Larry Poons was born in 1937 in Tokyo and was raised in New York. In 1955, he attended the New England Conservatory of Music, and two years later transferred to the Museum of Fine Arts, Boston. He was given his first one-man exhibition in 1963 at Richard Bellamy’s famed Green Gallery, and in 1965 his work was included in MoMA’s celebrated exhibition The Responsive Eye. In 1969, he was the youngest artist featured in curator Henry Geldzahler’s landmark exhibition, New York Painting and Sculpture, 1940-1970. In 1981, the MFA Boston organized an exhibition of his paintings from the 1970s.
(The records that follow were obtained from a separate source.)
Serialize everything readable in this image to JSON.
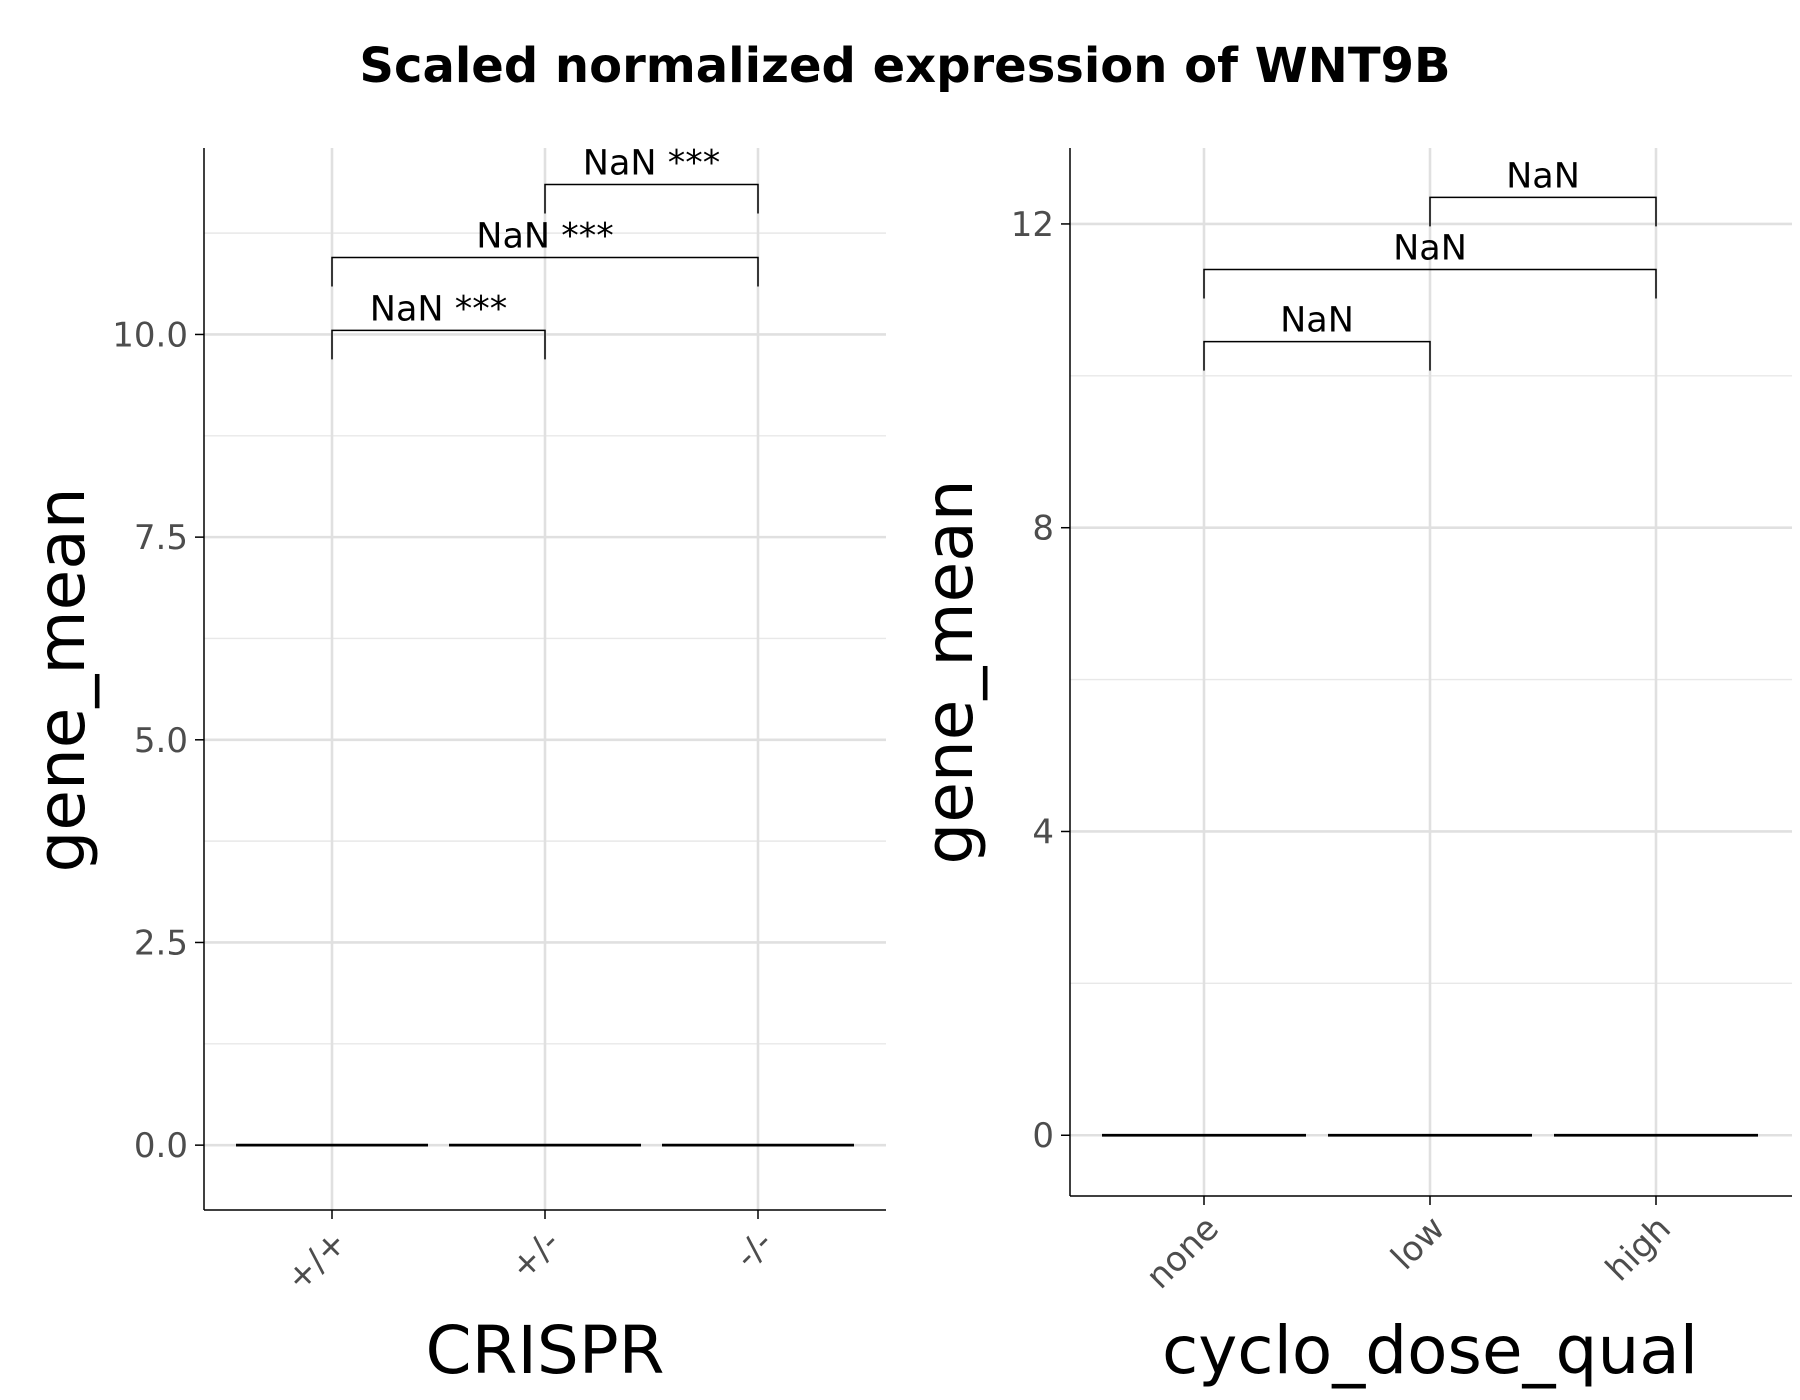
{
  "title": "Scaled normalized expression of WNT9B",
  "chart_data": [
    {
      "type": "box",
      "xlabel": "CRISPR",
      "ylabel": "gene_mean",
      "categories": [
        "+/+",
        "+/-",
        "-/-"
      ],
      "values": [
        0,
        0,
        0
      ],
      "ylim": [
        -0.8,
        12.3
      ],
      "yticks": [
        0.0,
        2.5,
        5.0,
        7.5,
        10.0
      ],
      "ytick_labels": [
        "0.0",
        "2.5",
        "5.0",
        "7.5",
        "10.0"
      ],
      "grid": true,
      "comparisons": [
        {
          "from": 0,
          "to": 1,
          "y": 10.05,
          "label": "NaN ***"
        },
        {
          "from": 0,
          "to": 2,
          "y": 10.95,
          "label": "NaN ***"
        },
        {
          "from": 1,
          "to": 2,
          "y": 11.85,
          "label": "NaN ***"
        }
      ]
    },
    {
      "type": "box",
      "xlabel": "cyclo_dose_qual",
      "ylabel": "gene_mean",
      "categories": [
        "none",
        "low",
        "high"
      ],
      "values": [
        0,
        0,
        0
      ],
      "ylim": [
        -0.8,
        13.0
      ],
      "yticks": [
        0,
        4,
        8,
        12
      ],
      "ytick_labels": [
        "0",
        "4",
        "8",
        "12"
      ],
      "grid": true,
      "comparisons": [
        {
          "from": 0,
          "to": 1,
          "y": 10.45,
          "label": "NaN"
        },
        {
          "from": 0,
          "to": 2,
          "y": 11.4,
          "label": "NaN"
        },
        {
          "from": 1,
          "to": 2,
          "y": 12.35,
          "label": "NaN"
        }
      ]
    }
  ]
}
The work of Larry Poons is included in major museum and private collections throughout the United States and abroad. He currently lives and works in New York.
1 Ebony, David. Excerpted from the forthcoming monograph on Larry Poons, Larry Poons Recent Paintings. New York: Danese, 2007.
2 Tuchman, Phyllis. “Larry Poons: The Joy of Color,” in Larry Poons Recent Paintings. New York: Danese, 2007.
3 Cooper, John. Excerpted from “Radical Surface: An Interview with New York Artist Larry Poons,” Glass, Spring 2011.
5 Pincus-Witten, Robert. Larry Poons. New York: Danese, 2009.